PhD Candidate in Health Economics
London School of Economics
Knowledge-to-Action Processes and Macro-Level Decision-Making:
20 Minutes with Dr. Laura Rosella
Dr. Laura Rosella is currently a Scientist at Public Health Ontario, and an Assistant Professor in Epidemiology at the Dalla Lana School of Public Health. As a population health researcher, she focuses on ways in which we can inform the prevention of chronic diseases and their risk factors.
Rosella was accepted into the 2009-2010 CIHR Strategic Training Program in Public Health Policy as a post-doctoral fellow in Epidemiology. Her research looked at how high impact, macro-level decisions are made during a pandemic. Such decisions are typically made very quickly, and under immense pressure. For instance: who do we vaccinate first in the midst of a global infectious disease? Rosella’s timing could not have been better: she undertook her research during the global outbreak and aftermath of the H1N1 influenza virus, which reached the height of its pandemic in 2009. “People wanted to talk.
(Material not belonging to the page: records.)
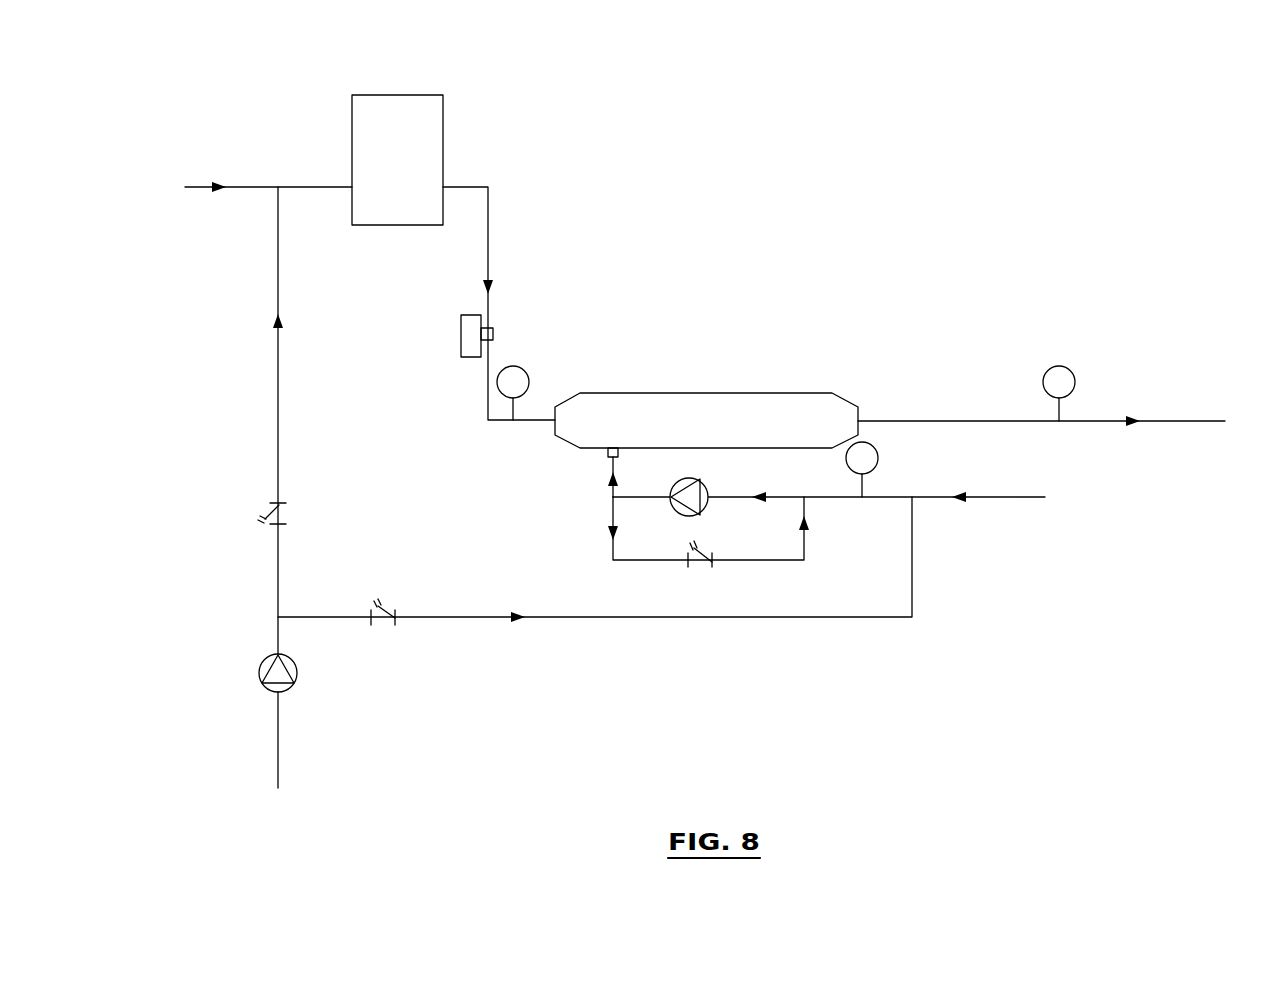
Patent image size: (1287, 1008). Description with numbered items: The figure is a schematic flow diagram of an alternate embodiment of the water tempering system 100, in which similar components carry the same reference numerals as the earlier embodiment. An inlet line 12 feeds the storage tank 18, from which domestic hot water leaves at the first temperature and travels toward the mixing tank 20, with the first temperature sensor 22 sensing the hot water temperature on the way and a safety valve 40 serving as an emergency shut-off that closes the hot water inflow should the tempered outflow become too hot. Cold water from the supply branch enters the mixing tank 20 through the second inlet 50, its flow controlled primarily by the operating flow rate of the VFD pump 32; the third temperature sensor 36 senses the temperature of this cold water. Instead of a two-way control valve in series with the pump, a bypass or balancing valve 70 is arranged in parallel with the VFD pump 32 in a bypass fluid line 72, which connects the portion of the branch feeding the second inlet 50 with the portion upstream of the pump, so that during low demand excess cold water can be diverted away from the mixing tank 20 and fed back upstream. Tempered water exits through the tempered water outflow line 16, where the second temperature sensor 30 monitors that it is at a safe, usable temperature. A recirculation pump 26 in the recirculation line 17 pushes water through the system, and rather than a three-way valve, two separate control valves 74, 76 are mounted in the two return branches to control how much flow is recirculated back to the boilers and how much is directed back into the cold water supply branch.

The water tempering system 100 is at (1052, 181).
The inlet line 12 is at (250, 187).
The storage tank 18 is at (413, 166).
The safety valve 40 is at (461, 350).
The first temperature sensor 22 is at (526, 378).
The mixing tank 20 is at (726, 434).
The second inlet 50 is at (618, 452).
The VFD pump 32 is at (703, 509).
The bypass fluid line 72 is at (613, 548).
The bypass or balancing valve 70 is at (712, 563).
The third temperature sensor 36 is at (878, 464).
The second temperature sensor 30 is at (1072, 378).
The tempered water outflow line 16 is at (1177, 421).
The control valve 76 is at (396, 620).
The control valve 74 is at (280, 524).
The recirculation pump 26 is at (294, 684).
The recirculation line 17 is at (278, 750).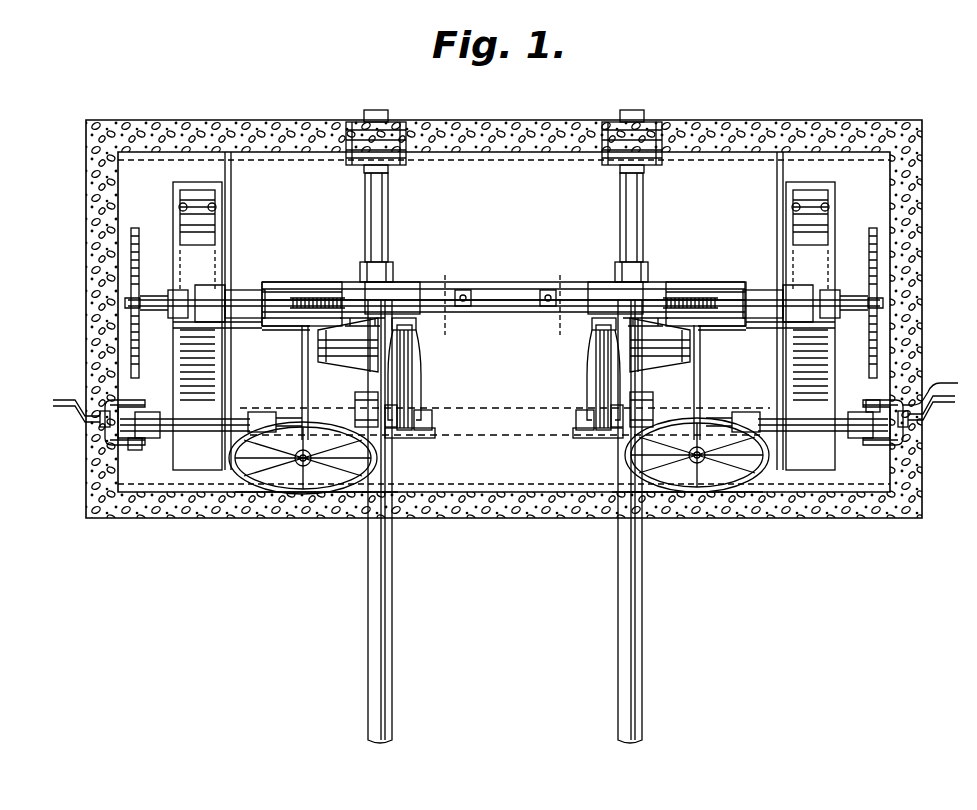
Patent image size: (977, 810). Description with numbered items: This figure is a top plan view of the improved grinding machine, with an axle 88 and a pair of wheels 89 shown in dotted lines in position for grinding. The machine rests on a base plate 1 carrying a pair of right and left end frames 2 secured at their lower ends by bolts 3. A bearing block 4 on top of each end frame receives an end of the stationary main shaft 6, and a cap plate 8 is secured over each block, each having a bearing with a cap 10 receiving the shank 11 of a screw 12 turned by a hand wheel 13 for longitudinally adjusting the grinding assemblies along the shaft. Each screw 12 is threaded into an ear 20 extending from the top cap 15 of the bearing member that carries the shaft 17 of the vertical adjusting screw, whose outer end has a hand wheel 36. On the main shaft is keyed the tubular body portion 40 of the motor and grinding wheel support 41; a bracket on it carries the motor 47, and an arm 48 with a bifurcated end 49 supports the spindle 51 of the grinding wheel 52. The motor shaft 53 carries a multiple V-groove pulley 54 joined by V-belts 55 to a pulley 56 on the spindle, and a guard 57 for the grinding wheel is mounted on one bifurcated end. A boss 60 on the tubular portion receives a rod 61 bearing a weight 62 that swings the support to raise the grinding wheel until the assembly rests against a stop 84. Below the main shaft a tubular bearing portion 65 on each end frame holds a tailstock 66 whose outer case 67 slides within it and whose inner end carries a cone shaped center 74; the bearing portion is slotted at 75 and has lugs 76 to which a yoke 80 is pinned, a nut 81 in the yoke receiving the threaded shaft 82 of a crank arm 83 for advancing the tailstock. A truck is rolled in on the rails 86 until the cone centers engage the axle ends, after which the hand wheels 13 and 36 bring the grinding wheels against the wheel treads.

The base plate 1 is at (525, 500).
The end frame 2 is at (216, 226).
The bolt 3 is at (182, 455).
The bearing block 4 is at (232, 328).
The main shaft 6 is at (485, 287).
The cap plate 8 is at (208, 290).
The cap 10 is at (176, 298).
The shank 11 is at (240, 296).
The screw 12 is at (318, 297).
The hand wheel 13 is at (137, 228).
The cap 15 is at (300, 282).
The shaft 17 is at (303, 370).
The ear 20 is at (290, 328).
The hand wheel 36 is at (300, 495).
The tubular body portion 40 is at (440, 280).
The motor and grinding wheel support 41 is at (352, 318).
The motor 47 is at (348, 364).
The arm 48 is at (416, 325).
The bifurcated end 49 is at (400, 438).
The spindle 51 is at (420, 412).
The grinding wheel 52 is at (355, 408).
The motor shaft 53 is at (413, 340).
The V-groove pulley 54 is at (412, 356).
The V-belt 55 is at (405, 385).
The V-groove pulley 56 is at (432, 420).
The guard 57 is at (342, 463).
The boss 60 is at (393, 270).
The rod 61 is at (386, 218).
The weight 62 is at (400, 125).
The tubular bearing portion 65 is at (165, 418).
The tailstock 66 is at (264, 414).
The outer case 67 is at (294, 456).
The cone shaped center 74 is at (288, 418).
The slot 75 is at (136, 450).
The lug 76 is at (115, 405).
The yoke 80 is at (110, 440).
The nut 81 is at (102, 420).
The shaft 82 is at (948, 388).
The crank arm 83 is at (66, 404).
The stop 84 is at (540, 306).
The rail 86 is at (385, 630).
The axle 88 is at (505, 437).
The wheel 89 is at (393, 480).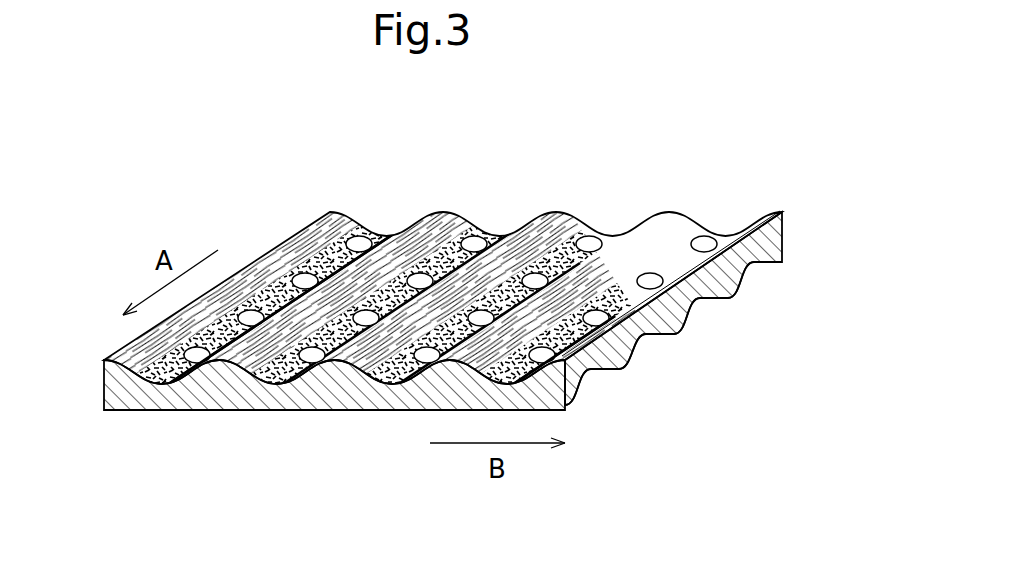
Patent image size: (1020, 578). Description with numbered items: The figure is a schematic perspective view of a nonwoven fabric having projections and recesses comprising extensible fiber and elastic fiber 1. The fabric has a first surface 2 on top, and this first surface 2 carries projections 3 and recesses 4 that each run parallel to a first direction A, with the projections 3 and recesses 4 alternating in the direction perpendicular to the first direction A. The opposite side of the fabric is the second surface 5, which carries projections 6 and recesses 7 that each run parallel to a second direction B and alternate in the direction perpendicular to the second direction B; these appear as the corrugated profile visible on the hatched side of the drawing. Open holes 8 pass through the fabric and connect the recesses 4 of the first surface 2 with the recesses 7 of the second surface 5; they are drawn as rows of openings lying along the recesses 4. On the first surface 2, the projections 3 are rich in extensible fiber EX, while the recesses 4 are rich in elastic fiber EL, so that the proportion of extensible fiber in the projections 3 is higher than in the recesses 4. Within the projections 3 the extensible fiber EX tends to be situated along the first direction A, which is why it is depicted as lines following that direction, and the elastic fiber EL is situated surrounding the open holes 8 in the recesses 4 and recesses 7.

The nonwoven fabric having projections and recesses comprising extensible fiber and 1 is at (190, 165).
The first surface 2 is at (738, 177).
The projections 3 is at (333, 372).
The recesses 4 is at (268, 395).
The second surface 5 is at (130, 428).
The projections 6 is at (730, 315).
The recesses 7 is at (645, 352).
The open holes 8 is at (588, 236).
The extensible fiber EX is at (422, 225).
The elastic fiber EL is at (700, 232).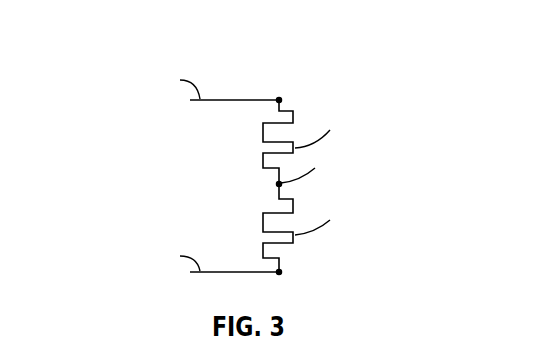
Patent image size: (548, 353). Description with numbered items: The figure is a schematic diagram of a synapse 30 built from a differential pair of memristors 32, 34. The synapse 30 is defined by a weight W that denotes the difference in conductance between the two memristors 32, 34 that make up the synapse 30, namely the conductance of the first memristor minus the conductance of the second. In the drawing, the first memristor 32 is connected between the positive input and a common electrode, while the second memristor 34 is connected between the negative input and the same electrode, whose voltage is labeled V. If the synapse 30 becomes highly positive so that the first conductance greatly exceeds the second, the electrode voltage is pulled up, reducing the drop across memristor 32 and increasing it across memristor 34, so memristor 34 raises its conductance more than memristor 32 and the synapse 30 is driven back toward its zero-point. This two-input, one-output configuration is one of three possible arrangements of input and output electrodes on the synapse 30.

The synapse 30 is at (131, 42).
The memristor 32 is at (248, 151).
The memristor 34 is at (248, 226).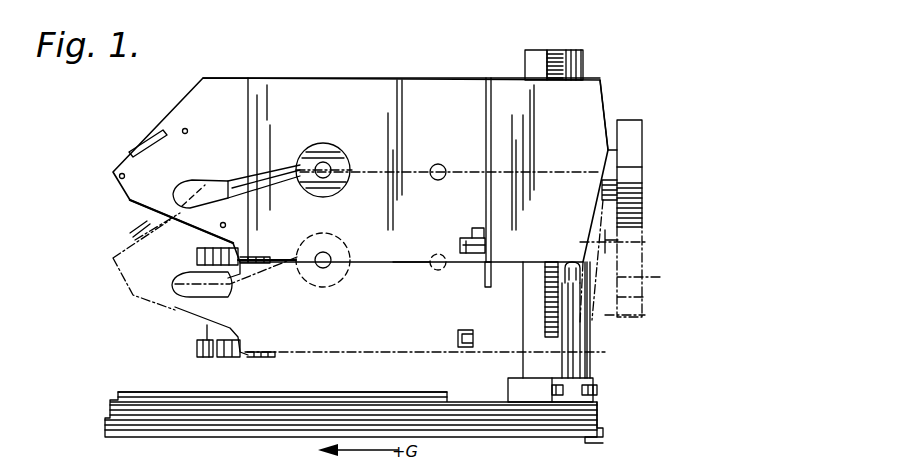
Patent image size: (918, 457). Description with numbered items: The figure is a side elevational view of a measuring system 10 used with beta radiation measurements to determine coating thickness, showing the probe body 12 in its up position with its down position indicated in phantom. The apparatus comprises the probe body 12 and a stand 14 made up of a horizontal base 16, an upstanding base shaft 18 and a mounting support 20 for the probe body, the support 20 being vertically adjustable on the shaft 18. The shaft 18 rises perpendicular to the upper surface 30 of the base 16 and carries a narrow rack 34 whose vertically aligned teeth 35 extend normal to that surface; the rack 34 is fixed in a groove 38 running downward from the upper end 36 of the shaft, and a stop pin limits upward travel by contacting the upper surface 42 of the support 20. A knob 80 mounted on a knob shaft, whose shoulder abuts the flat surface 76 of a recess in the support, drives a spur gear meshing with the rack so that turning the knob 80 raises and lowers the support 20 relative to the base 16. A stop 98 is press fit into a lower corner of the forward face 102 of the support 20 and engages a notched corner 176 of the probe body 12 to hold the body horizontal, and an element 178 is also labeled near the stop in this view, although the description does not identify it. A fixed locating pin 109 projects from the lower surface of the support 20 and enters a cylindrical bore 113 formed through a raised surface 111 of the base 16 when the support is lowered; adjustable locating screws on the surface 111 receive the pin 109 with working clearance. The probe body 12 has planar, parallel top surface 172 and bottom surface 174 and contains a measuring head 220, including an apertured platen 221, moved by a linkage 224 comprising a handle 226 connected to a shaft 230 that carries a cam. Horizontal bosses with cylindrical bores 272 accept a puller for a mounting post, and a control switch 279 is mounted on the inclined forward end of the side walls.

The measuring system 10 is at (673, 99).
The probe body 12 is at (319, 74).
The stand 14 is at (584, 377).
The horizontal base 16 is at (108, 408).
The base shaft 18 is at (582, 325).
The mounting support 20 is at (600, 83).
The upper surface 30 is at (128, 392).
The rack 34 is at (545, 329).
The teeth 35 is at (545, 300).
The upper end 36 is at (538, 50).
The groove 38 is at (580, 337).
The upper surface 42 is at (504, 78).
The flat surface 76 is at (521, 262).
The knob 80 is at (643, 132).
The stop 98 is at (472, 230).
The forward face 102 is at (487, 277).
The locating pin 109 is at (580, 278).
The raised surface 111 is at (520, 380).
The cylindrical bore 113 is at (549, 392).
The top surface 172 is at (418, 78).
The bottom surface 174 is at (411, 266).
The notched corner 176 is at (458, 266).
The guide bracket 178 is at (462, 240).
The measuring head 220 is at (210, 240).
The apertured platen 221 is at (240, 285).
The linkage 224 is at (245, 171).
The handle 226 is at (239, 180).
The shaft 230 is at (323, 160).
The cylindrical bores 272 is at (440, 164).
The control switch 279 is at (132, 143).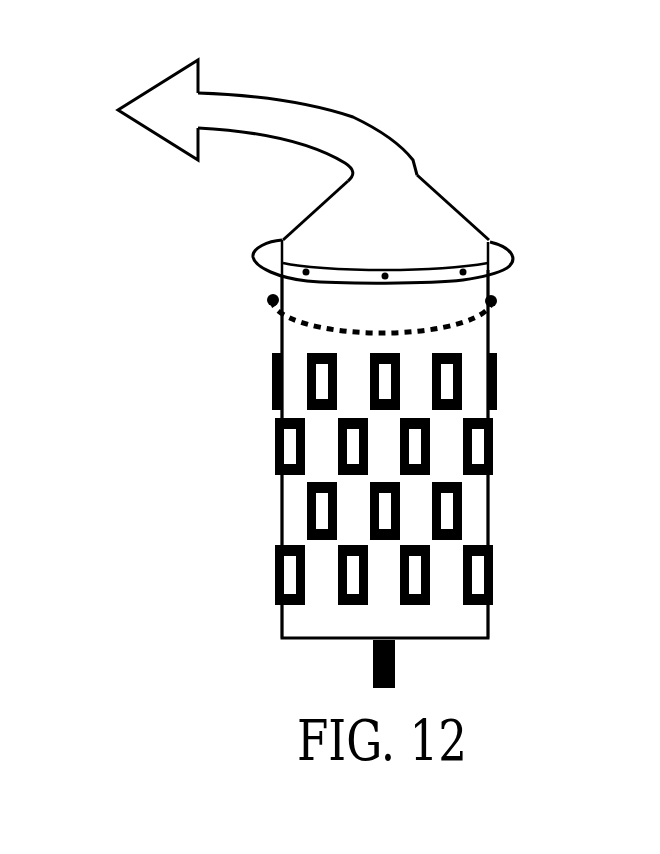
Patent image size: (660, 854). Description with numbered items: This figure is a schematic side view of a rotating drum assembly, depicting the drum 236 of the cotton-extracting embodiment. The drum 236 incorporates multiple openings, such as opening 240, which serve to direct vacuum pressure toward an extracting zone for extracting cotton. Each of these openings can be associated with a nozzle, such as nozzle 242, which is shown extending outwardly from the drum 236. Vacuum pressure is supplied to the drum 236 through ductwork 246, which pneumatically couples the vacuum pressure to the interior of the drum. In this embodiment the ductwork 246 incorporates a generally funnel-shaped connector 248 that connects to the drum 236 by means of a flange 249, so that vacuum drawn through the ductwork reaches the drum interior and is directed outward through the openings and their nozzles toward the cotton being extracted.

The drum 236 is at (228, 365).
The opening 240 is at (493, 442).
The nozzle 242 is at (495, 380).
The ductwork 246 is at (371, 139).
The funnel-shaped connector 248 is at (443, 212).
The flange 249 is at (507, 257).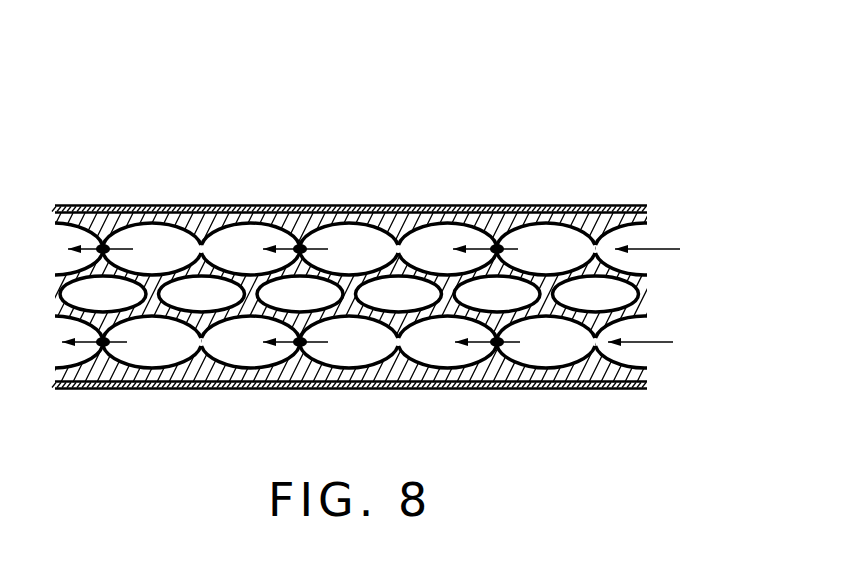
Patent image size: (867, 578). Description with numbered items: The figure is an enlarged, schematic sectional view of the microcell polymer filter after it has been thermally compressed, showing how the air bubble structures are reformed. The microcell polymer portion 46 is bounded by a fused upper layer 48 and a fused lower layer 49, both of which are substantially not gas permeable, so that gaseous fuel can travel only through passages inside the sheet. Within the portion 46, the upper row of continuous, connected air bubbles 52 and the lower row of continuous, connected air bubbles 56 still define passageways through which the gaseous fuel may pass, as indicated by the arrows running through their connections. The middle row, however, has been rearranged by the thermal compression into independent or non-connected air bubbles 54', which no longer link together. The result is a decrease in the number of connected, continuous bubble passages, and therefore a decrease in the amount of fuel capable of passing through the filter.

They wanted to share their experiences.” Rosella went on to secure 40 key informant interviews with public health and healthcare clinicians and practitioners across Canada who were directly involved with containing the outbreak.
The Strategic Training program was instrumental for Rosella in developing an understanding of what public health policy is: “I still work in public health policy. The Training Program gave me the toolkit to implement policy, as well as access to a system level of public health policy.” Rosella’s study bred a new area of research around knowledge-to-action processes, and specifically how knowledge interfaces with policy. How can we package evidence and knowledge in a way that is amenable to policy?
For Rosella, the various components of the program offered great value: “The Institutes were extremely helpful, due to the large network of people that you can connect with. The Rounds really showcase the interdisciplinary nature of the program. They lend the opportunity to network with various disciplines and with mentors.”
Does Dr. Rosella have any suggestions or advice for new students? “Embrace everything that the program has to offer,” she says. “I learned a whole new language that I had never spoken before, and I wouldn’t be where I am today if I hadn’t completed the program.”